Trading the 1-2-3 Correction Pattern: A Day Four Strategy 

Content Details 

Summary: This article explains a specific trading strategy for the 1-2-3 correction pattern, focusing on buying 1/8 above the day three high on day four. It details the definition of the pattern, the strategy execution, practical applications, and examples using SPX. The article also covers risks and indicators to ensure successful trading. 

Target Audience: Intermediate to Advanced traders 

Expanded Response 

Quote: On day four only, buy 1/8 above the day three high. 

Definition: A 1-2-3 correction pattern involves the market making three consecutive lower lows, or two lower lows and an inside day, signaling a potential reversal. The strategy here focuses on executing a trade on the fourth day by buying 1/8 above the high of the third day. 

Stages

Lower Low 1: The market makes an initial low. 

Lower Low 2: The market declines further, creating a second, lower low. 

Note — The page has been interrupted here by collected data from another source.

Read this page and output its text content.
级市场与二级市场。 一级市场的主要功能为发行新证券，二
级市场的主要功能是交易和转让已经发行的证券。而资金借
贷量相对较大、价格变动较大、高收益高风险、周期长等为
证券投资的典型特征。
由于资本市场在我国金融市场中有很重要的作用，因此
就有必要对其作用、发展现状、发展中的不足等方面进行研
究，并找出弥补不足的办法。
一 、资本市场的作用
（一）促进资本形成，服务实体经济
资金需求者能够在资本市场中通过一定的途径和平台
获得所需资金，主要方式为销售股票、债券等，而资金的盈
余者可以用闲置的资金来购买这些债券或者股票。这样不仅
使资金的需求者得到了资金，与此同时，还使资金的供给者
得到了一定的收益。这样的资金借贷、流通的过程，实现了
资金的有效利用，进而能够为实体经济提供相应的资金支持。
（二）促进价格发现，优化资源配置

Lower Low 3 or Inside Day: The final stage is either a third, lower low or an inside day, where the trading range is within the previous day’s range. 

Example in SPX: As of now, the current price of SPX is 4300. Suppose the SPX drops to 4280 (Lower Low 1), then to 4260 (Lower Low 2), and finally to 4250 (Lower Low 3). The high on day three is 4265. On day four, the strategy involves buying at 1/8 above this high, which is 4265 + (1/8) = 4265.125. 

Practical Application: 

Trading Strategy: 

Identify the Pattern: Look for the three consecutive lower lows or the two lower lows with an inside day. 

Confirm the Pattern: Use technical indicators to confirm the pattern. Volume should typically decrease with each low. 

Enter the Trade on Day Four: Buy 1/8 above the high of day three. In the SPX example, this is 4265.125. 

Set Stop-Loss: Place a stop-loss below the lowest low of the pattern to manage risk. 

Monitor and Adjust: Monitor the trade and adjust stop-loss levels as the market moves in your favor. 

Risks

False Signals: The pattern may not always result in a reversal. 

Market Conditions: Ensure the overall market conditions are conducive for a reversal. 

Volume: Low volume might not confirm the pattern. 

Indicators for Identifying and Trading a 1-2-3 Correction: 

Moving Averages: Use short-term moving averages to identify the lows. 

Relative Strength Index (RSI): Check for oversold conditions. 

Volume: Volume should ideally decrease with each consecutive low.